Este tipo puede ser producto de otras enfermedades, como infartos cerebrovasculares o traumatismos que dañan la médula espinal, o darse en mujeres posmenopáusicas. También puede deberse al consumo de fármacos antiepilépticos, antipsicóticos y antihistamínicos, entre otros; a alteraciones endocrinológicas o neurológicas, e incluso ser causada por tumores intratorácicos.

¿En qué consiste el tratamiento?

Según la edad del paciente, la severidad de la hiperhidrosis y la zona afectada, se comienza con tratamientos tópicos a los que se puede sumar algún medicamento anticolinérgico oral. Otras opciones son la iontoforesis (técnica que consiste en el paso de una corriente eléctrica sobre la piel), la inyección local de toxina botulínica (botox) e incluso la remoción quirúrgica de los ganglios nerviosos implicados.
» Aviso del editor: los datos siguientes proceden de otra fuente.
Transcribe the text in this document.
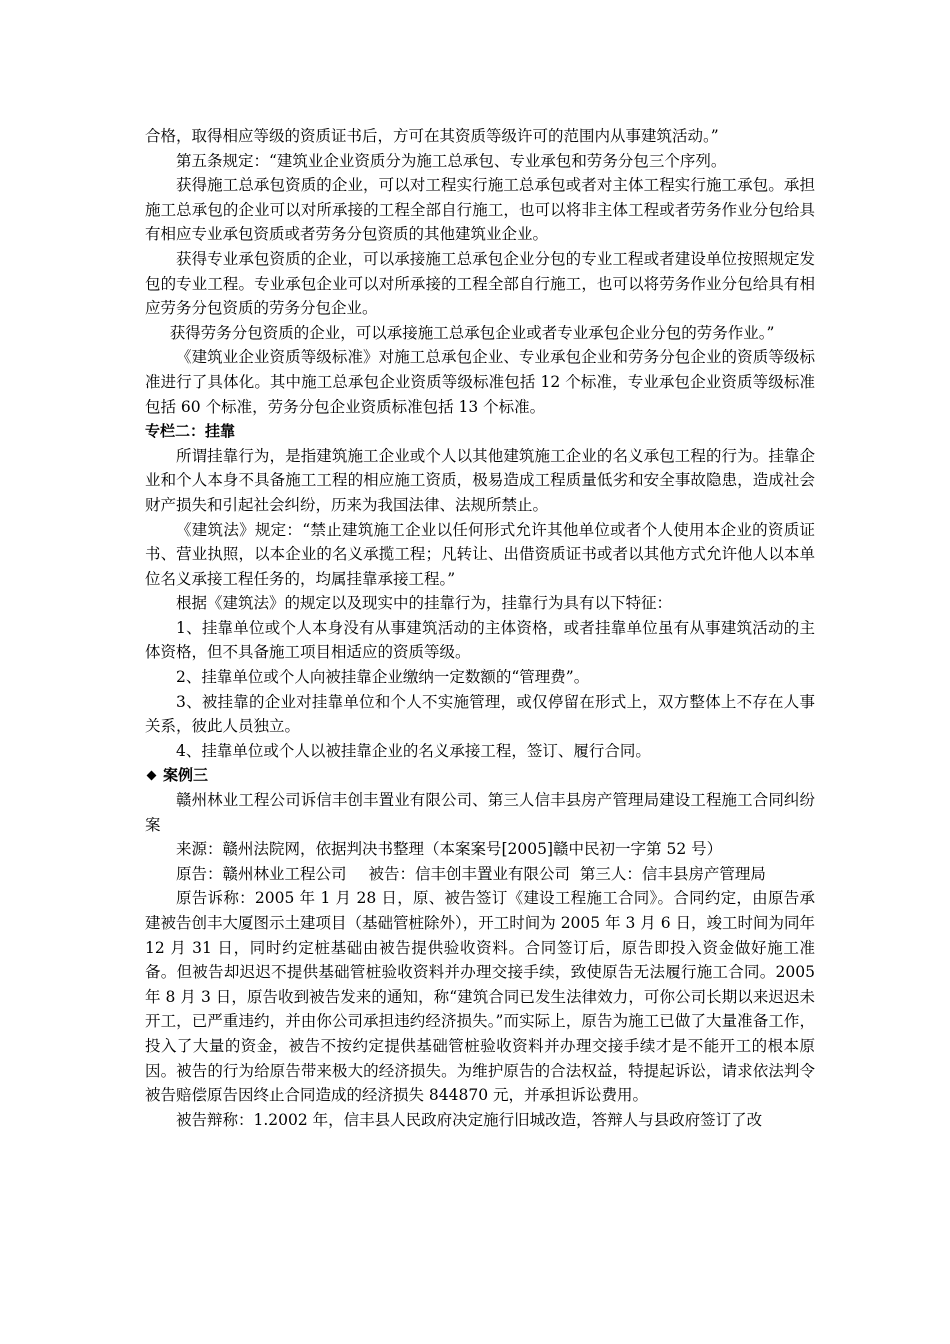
合格，取得相应等级的资质证书后，方可在其资质等级许可的范围内从事建筑活动。”

第五条规定：“建筑业企业资质分为施工总承包、专业承包和劳务分包三个序列。

获得施工总承包资质的企业，可以对工程实行施工总承包或者对主体工程实行施工承包。承担施工总承包的企业可以对所承接的工程全部自行施工，也可以将非主体工程或者劳务作业分包给具有相应专业承包资质或者劳务分包资质的其他建筑业企业。

获得专业承包资质的企业，可以承接施工总承包企业分包的专业工程或者建设单位按照规定发包的专业工程。专业承包企业可以对所承接的工程全部自行施工，也可以将劳务作业分包给具有相应劳务分包资质的劳务分包企业。

获得劳务分包资质的企业，可以承接施工总承包企业或者专业承包企业分包的劳务作业。”

《建筑业企业资质等级标准》对施工总承包企业、专业承包企业和劳务分包企业的资质等级标准进行了具体化。其中施工总承包企业资质等级标准包括 12 个标准，专业承包企业资质等级标准包括 60 个标准，劳务分包企业资质标准包括 13 个标准。

专栏二：挂靠

所谓挂靠行为，是指建筑施工企业或个人以其他建筑施工企业的名义承包工程的行为。挂靠企业和个人本身不具备施工工程的相应施工资质，极易造成工程质量低劣和安全事故隐患，造成社会财产损失和引起社会纠纷，历来为我国法律、法规所禁止。

《建筑法》规定：“禁止建筑施工企业以任何形式允许其他单位或者个人使用本企业的资质证书、营业执照，以本企业的名义承揽工程；凡转让、出借资质证书或者以其他方式允许他人以本单位名义承接工程任务的，均属挂靠承接工程。”

根据《建筑法》的规定以及现实中的挂靠行为，挂靠行为具有以下特征：

1、挂靠单位或个人本身没有从事建筑活动的主体资格，或者挂靠单位虽有从事建筑活动的主体资格，但不具备施工项目相适应的资质等级。

2、挂靠单位或个人向被挂靠企业缴纳一定数额的“管理费”。

3、被挂靠的企业对挂靠单位和个人不实施管理，或仅停留在形式上，双方整体上不存在人事关系，彼此人员独立。

4、挂靠单位或个人以被挂靠企业的名义承接工程，签订、履行合同。

案例三

赣州林业工程公司诉信丰创丰置业有限公司、第三人信丰县房产管理局建设工程施工合同纠纷案

来源：赣州法院网，依据判决书整理（本案案号[2005]赣中民初一字第 52 号）

原告：赣州林业工程公司 被告：信丰创丰置业有限公司 第三人：信丰县房产管理局

原告诉称：2005 年 1 月 28 日，原、被告签订《建设工程施工合同》。合同约定，由原告承建被告创丰大厦图示土建项目（基础管桩除外），开工时间为 2005 年 3 月 6 日，竣工时间为同年 12 月 31 日，同时约定桩基础由被告提供验收资料。合同签订后，原告即投入资金做好施工准备。但被告却迟迟不提供基础管桩验收资料并办理交接手续，致使原告无法履行施工合同。2005 年 8 月 3 日，原告收到被告发来的通知，称“建筑合同已发生法律效力，可你公司长期以来迟迟未开工，已严重违约，并由你公司承担违约经济损失。”而实际上，原告为施工已做了大量准备工作，投入了大量的资金，被告不按约定提供基础管桩验收资料并办理交接手续才是不能开工的根本原因。被告的行为给原告带来极大的经济损失。为维护原告的合法权益，特提起诉讼，请求依法判令被告赔偿原告因终止合同造成的经济损失 844870 元，并承担诉讼费用。

被告辩称：1.2002 年，信丰县人民政府决定施行旧城改造，答辩人与县政府签订了改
¿Para qué sirve la sudoración?

 Su función principal es mantener una adecuada temperatura corporal. Esta es monitorizada continuamente por el hipotálamo, área del cerebro que envía señales a las glándulas sudoríparas de la piel para que generen sudor cuando la temperatura del organismo comienza a elevarse más de lo normal. La transpiración transporta el calor generado por nuestro cuerpo hacia la superficie corporal. Allí se evapora y se libera hacia el medio ambiente.

Cómo se diagnostica

Los criterios más usados para diagnosticarla son la sudoración focal visible y exagerada por seis meses o más, sin causa aparente, con al menos dos de las siguientes características:

  • perjudicar las actividades diarias
  • ser bilateral y relativamente simétrica
  • tener una frecuencia mínima de un episodio por semana
  • comenzar alrededor de los 25 años
  • tener antecedentes familiares de hiperhidrosis
  • ausencia de sudoración focal durante el sueño


“En Estados Unidos la prevalencia de hiperhidrosis primaria es cercana al 3 % y se presenta alrededor de los 25 años de edad. Estudios en otras poblaciones muestran edades de inicio menores, especialmente cuando hay antecedentes familiares”.